Lucretiel / kaydle

An alternative implementation of Kat's Document Language, including serde integration
Mozilla Public License 2.0
74 stars 4 forks source link

accept unicode as bare identifier #7

Closed tbmreza closed 1 year ago

tbmreza commented 3 years ago

The tests pass. What remains to be done for me is to figure out which error kinds to make.

Please have a look 🤓.

tbmreza commented 3 years ago

1

Lucretiel commented 3 years ago

Thanks you for the MR! Unfortunately I don't think it correctly implements the spec either. KDL identifiers are only concerned with code points, not grapheme clusters:

A bare Identifier is composed of any Unicode codepoint other than [decimal digits or non-identifier characters], followed by any number of Unicode codepoints other than non-identifier characters, [where a non-identifier character is]:

  • Any codepoint with hexadecimal value 0x20 or below.
  • Any codepoint with hexadecimal value higher than 0x10FFFF.
  • Any of \/(){}<>;[]=,"

Additionally, KDL identifiers can't contain any whitespace, though that's not called out explicitly by the spec (https://github.com/kdl-org/kdl/issues/188)

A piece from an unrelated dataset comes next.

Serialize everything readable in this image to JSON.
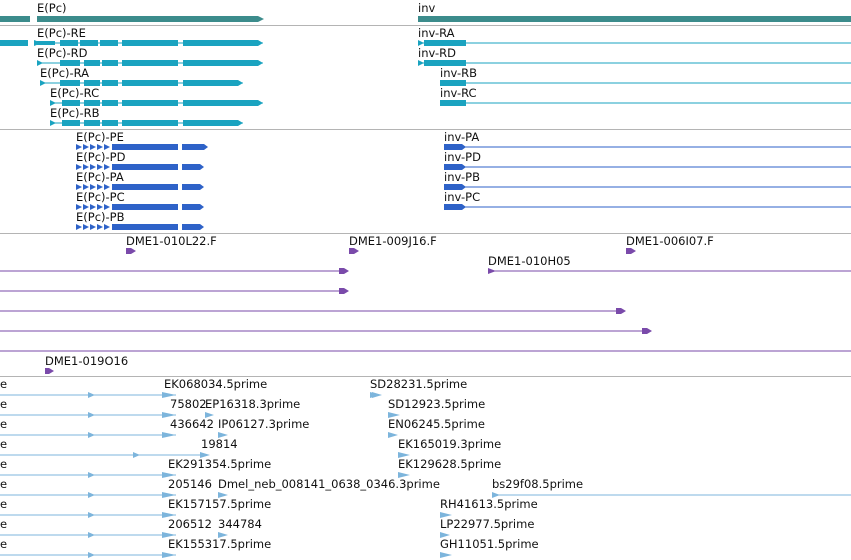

tbmreza commented 3 years ago

whoops.

I'll update my PR as soon as I can 🐱‍💻

tbmreza commented 3 years ago

@Lucretiel Ready for review.

Lucretiel commented 3 years ago

Thanks for the update, will review during the next stream (probably Monday)

Lucretiel commented 1 year ago

Sorry to say I totally lost track of this pull request and ended up implementing it myself. I used a similar design, but taking advantage of Chars::as_str to convert the chars iterator back into a string. Thanks you for the pull request, though!